Charles turns onto West Bridge Street, which has no comforting lights, just a row of vacant brick buildings that give way to scruffy fields and the sky beyond. He comes to number 12. Under the For Sale sign over the doorway, he can make out faded lettering: Oversby Hardware. The windows of the apartment above are blocked by yellow shades. Charles tries the door that leads up to
the apartment—locked. He walks down the narrow alley that runs alongside the building. At the far end is a wooden staircase leading to the second floor.
Charles looks around: no one. He climbs the stairs. At the top is a door with a square of small windows in it. Again, locked. He tries to force it; it rattles but holds. He jabs his elbow through one of the windows; the glass shatters. Charles freezes, waiting. The faint wail of the jukebox is all he hears. He reaches in through the window and releases the lock.
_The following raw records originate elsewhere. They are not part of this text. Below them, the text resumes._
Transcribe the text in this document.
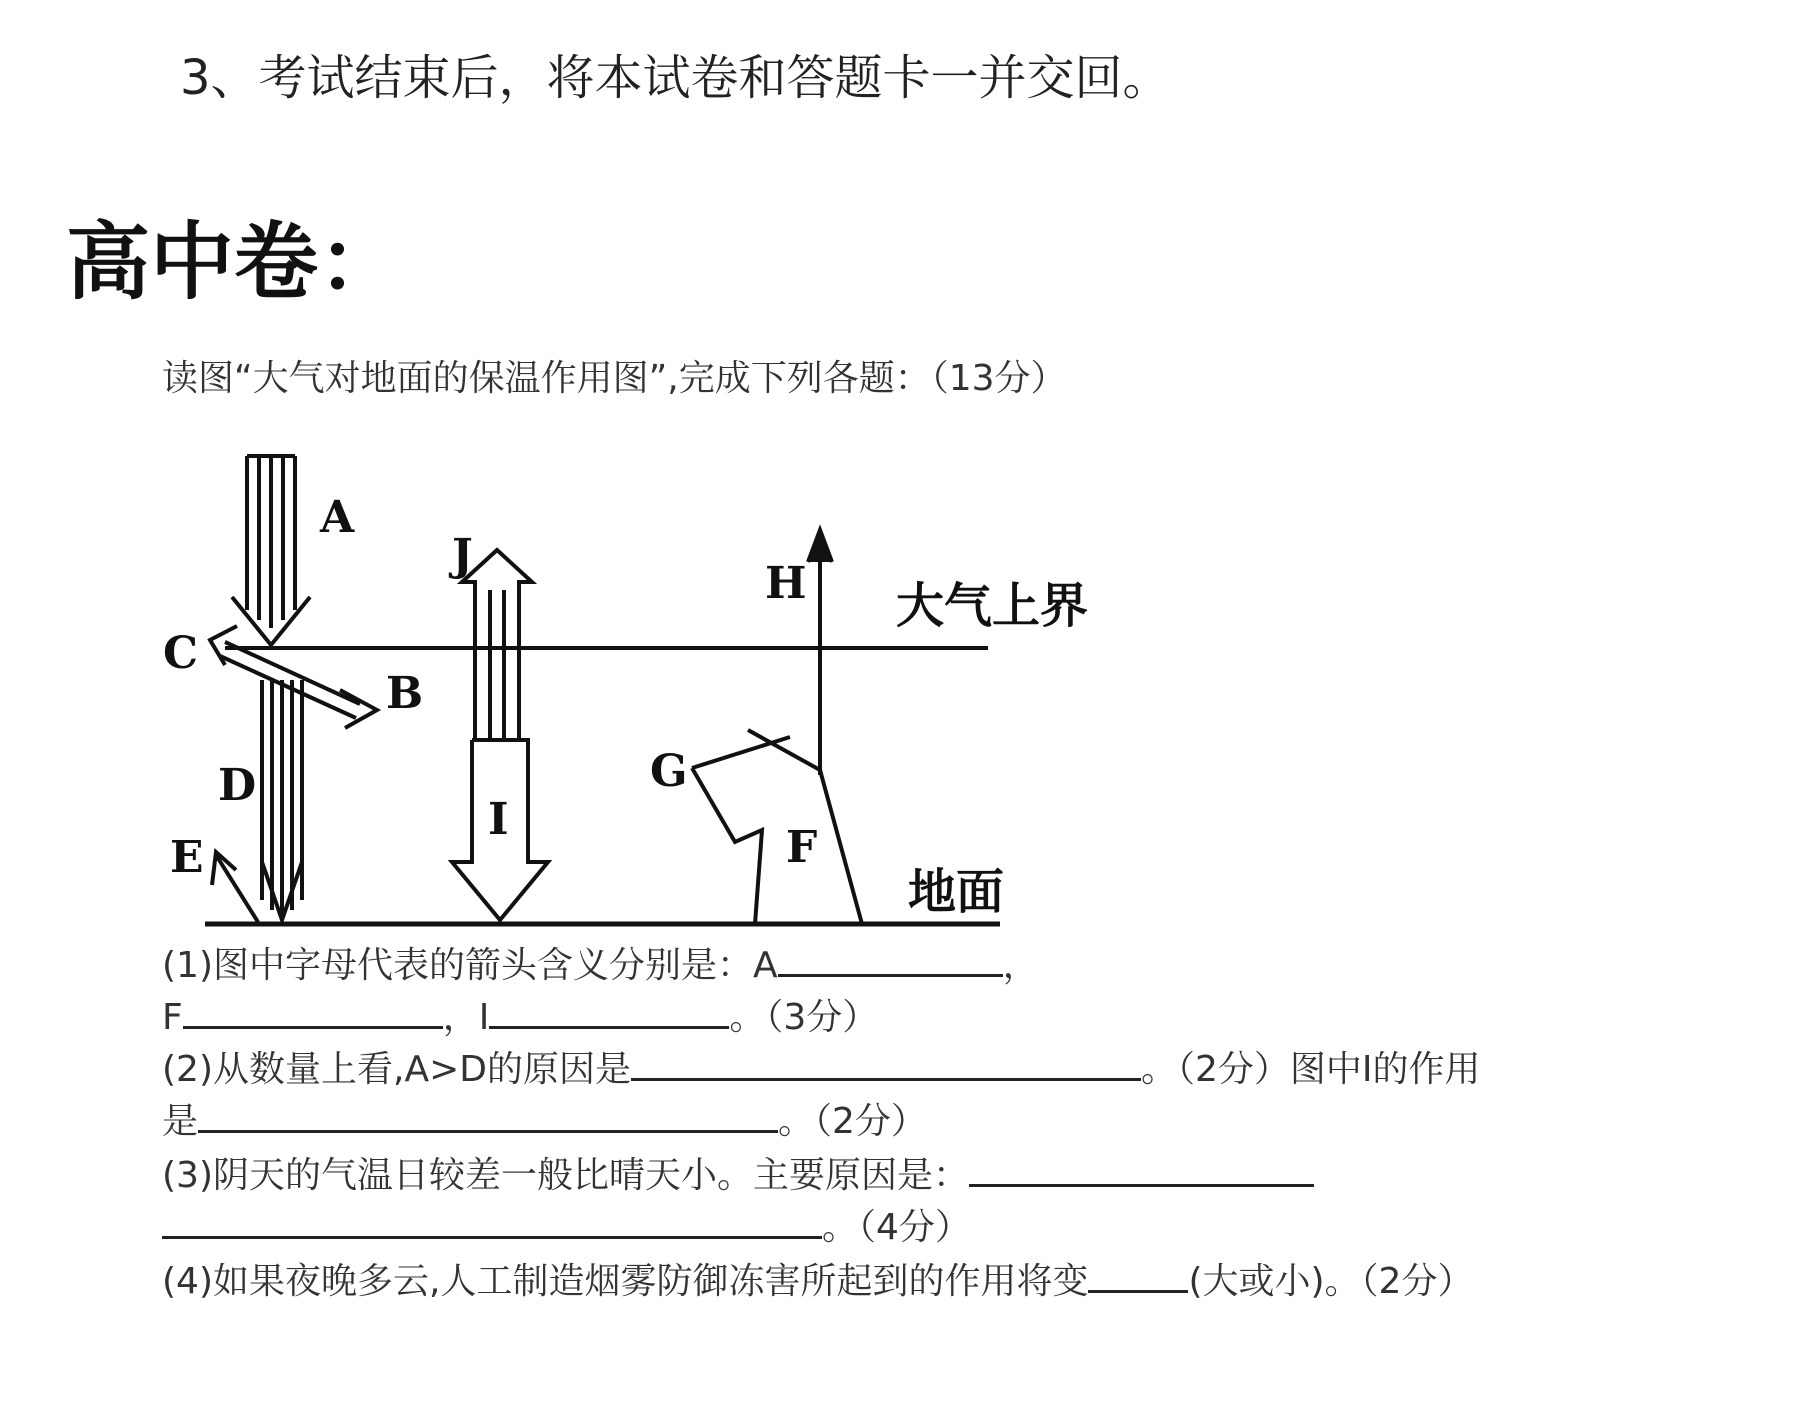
3、考试结束后，将本试卷和答题卡一并交回。
高中卷：
读图“大气对地面的保温作用图”,完成下列各题：（13分）
A
B
C
D
E	F
G
H
I
J
大气上界
地面
(1)图中字母代表的箭头含义分别是：A	，
F	，I	。（3分）
(2)从数量上看,A>D的原因是	。（2分）图中I的作用
是	。（2分）
(3)阴天的气温日较差一般比晴天小。主要原因是：
。（4分）
(4)如果夜晚多云,人工制造烟雾防御冻害所起到的作用将变	(大或小)。（2分）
Charles finds himself in a dark, dusty hallway. The building is too quiet, as if someone is hiding in it. At the end of the hallway is a door. He gives it a little push and it swings open.
Charles moves slowly into the apartment. Dim light struggles in through the cracked shades. He stands still while his eyes adjust. He takes out the pocket flashlight he keeps in his car and runs its beam over the scene. The living room is piled with crates, window screens, rakes—remnants of the dead hardware store. Water stains bloom on the floral wallpaper. He walks into the bathroom; the sink, tub, and toilet are dry and rust-stained. The linoleum is curled up at the corners, the air dense with dust motes.